Tournament information
- Sport: Handball
- Teams: 19

Final positions
- Champions: Majornas IK (4th title)
- Runner-up: Västerås HF

= 1942–43 Svenska mästerskapet (men's handball) =

The 1942–43 Svenska mästerskapet was the 12th season of the tournament held to determine the Swedish men's handball champions. Teams qualified by winning their respective District Championships. A total of 19 teams participated in the competition.
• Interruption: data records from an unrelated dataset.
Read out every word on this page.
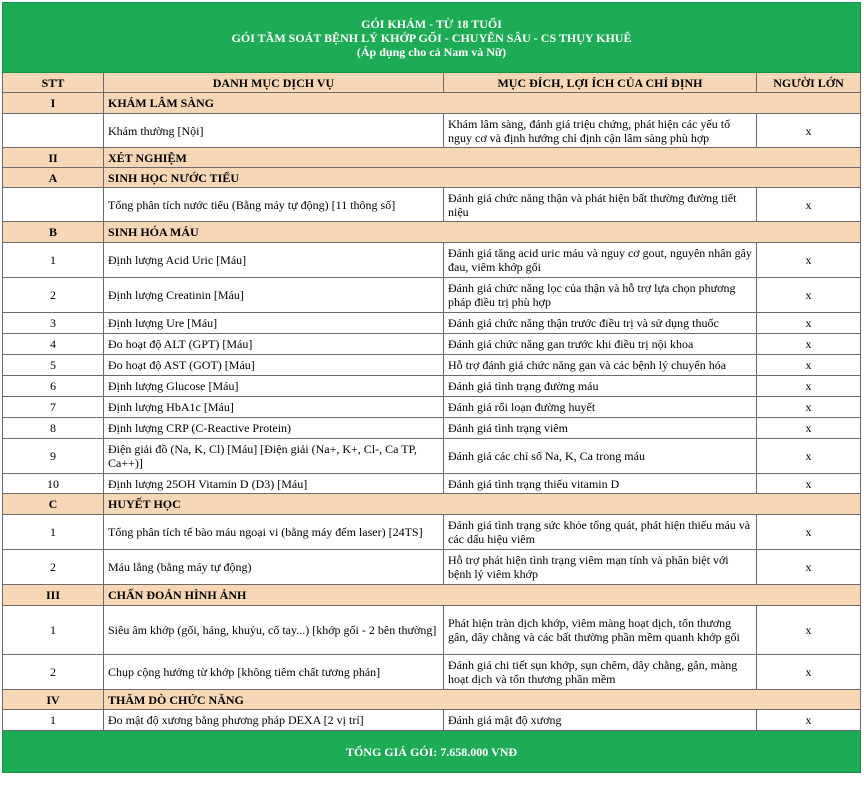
GÓI KHÁM - TỪ 18 TUỔI
GÓI TẦM SOÁT BỆNH LÝ KHỚP GỐI - CHUYÊN SÂU - CS THỤY KHUÊ
(Áp dụng cho cả Nam và Nữ)			

STT	DANH MỤC DỊCH VỤ	MỤC ĐÍCH, LỢI ÍCH CỦA CHỈ ĐỊNH	NGƯỜI LỚN
I	KHÁM LÂM SÀNG		
	Khám thường [Nội]	Khám lâm sàng, đánh giá triệu chứng, phát hiện các yếu tố nguy cơ và định hướng chỉ định cận lâm sàng phù hợp	x
II	XÉT NGHIỆM		
A	SINH HỌC NƯỚC TIỂU		
	Tổng phân tích nước tiểu (Bằng máy tự động) [11 thông số]	Đánh giá chức năng thận và phát hiện bất thường đường tiết niệu	x
B	SINH HÓA MÁU		
1	Định lượng Acid Uric [Máu]	Đánh giá tăng acid uric máu và nguy cơ gout, nguyên nhân gây đau, viêm khớp gối	x
2	Định lượng Creatinin [Máu]	Đánh giá chức năng lọc của thận và hỗ trợ lựa chọn phương pháp điều trị phù hợp	x
3	Định lượng Ure [Máu]	Đánh giá chức năng thận trước điều trị và sử dụng thuốc	x
4	Đo hoạt độ ALT (GPT) [Máu]	Đánh giá chức năng gan trước khi điều trị nội khoa	x
5	Đo hoạt độ AST (GOT) [Máu]	Hỗ trợ đánh giá chức năng gan và các bệnh lý chuyển hóa	x
6	Định lượng Glucose [Máu]	Đánh giá tình trạng đường máu	x
7	Định lượng HbA1c [Máu]	Đánh giá rối loạn đường huyết	x
8	Định lượng CRP (C-Reactive Protein)	Đánh giá tình trạng viêm	x
9	Điện giải đồ (Na, K, Cl) [Máu] [Điện giải (Na+, K+, Cl-, Ca TP, Ca++)]	Đánh giá các chỉ số Na, K, Ca trong máu	x
10	Định lượng 25OH Vitamin D (D3) [Máu]	Đánh giá tình trạng thiếu vitamin D	x
C	HUYẾT HỌC		
1	Tổng phân tích tế bào máu ngoại vi (bằng máy đếm laser) [24TS]	Đánh giá tình trạng sức khỏe tổng quát, phát hiện thiếu máu và các dấu hiệu viêm	x
2	Máu lắng (bằng máy tự động)	Hỗ trợ phát hiện tình trạng viêm mạn tính và phân biệt với bệnh lý viêm khớp	x
III	CHẨN ĐOÁN HÌNH ẢNH		
1	Siêu âm khớp (gối, háng, khuỷu, cổ tay...) [khớp gối - 2 bên thường]	Phát hiện tràn dịch khớp, viêm màng hoạt dịch, tổn thương gân, dây chằng và các bất thường phần mềm quanh khớp gối	x
2	Chụp cộng hưởng từ khớp [không tiêm chất tương phản]	Đánh giá chi tiết sụn khớp, sụn chêm, dây chằng, gân, màng hoạt dịch và tổn thương phần mềm	x
IV	THĂM DÒ CHỨC NĂNG		
1	Đo mật độ xương bằng phương pháp DEXA [2 vị trí]	Đánh giá mật độ xương	x
TỔNG GIÁ GÓI: 7.658.000 VNĐ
Majornas IK, the defending champions, claimed their fourth title by defeating Västerås HF in the final. The match was held on 18 April at the Mässhallen in Gothenburg, and was attended by approximately 1,900 spectators.

==Results==

=== First round ===
- Bodens BK–Umeå IK result unknown
- Västerås HF–GUIF 10–6
- Motala AIF–IFK Örebro 13–12 a.e.t.
- Norslunds IF–Sandvikens IF 5–22

===Second round===
- Umeå IK–Sollefteå GIF 13–15
- Västerås HF–Motala AIF 17–9
- IF Leikin–Ystads IF HF w/o
- IF Hallby–IFK Karlskrona w/o
- Visby AIK–IFK Lidingö 6–13
- Upsala IF–Sandvikens IF 15–5
- GF Kroppskultur–Majornas IK 12–29

===Quarterfinals===
- Sollefteå GIF–Västerås HF 8–11
- Ystads IF HF–IFK Karlskrona 13–6
- IFK Lidingö–Upsala IF 12–8 a.e.t.
- IFK Skövde–Majornas IK 10–27

===Semifinals===
- Västerås HF–Ystads IF HF 9–8
- IFK Lidingö–Majornas IK 7–14

===Final===
- Majornas IK–Västerås HF 14–8

== Champions ==
The following players from Majornas IK received winner's medals: Bertil Huss, Stig Neptun (1 goal in the final), Claes Hedenskog (2), Sven-Eric Forsell (1), Stig Hjortsberg (3), Åke Gustafsson (2), Gustav-Adolf Thorén (1), Gunnar Lindgren (2), Torsten Henriksson (2), and Bo Sundby.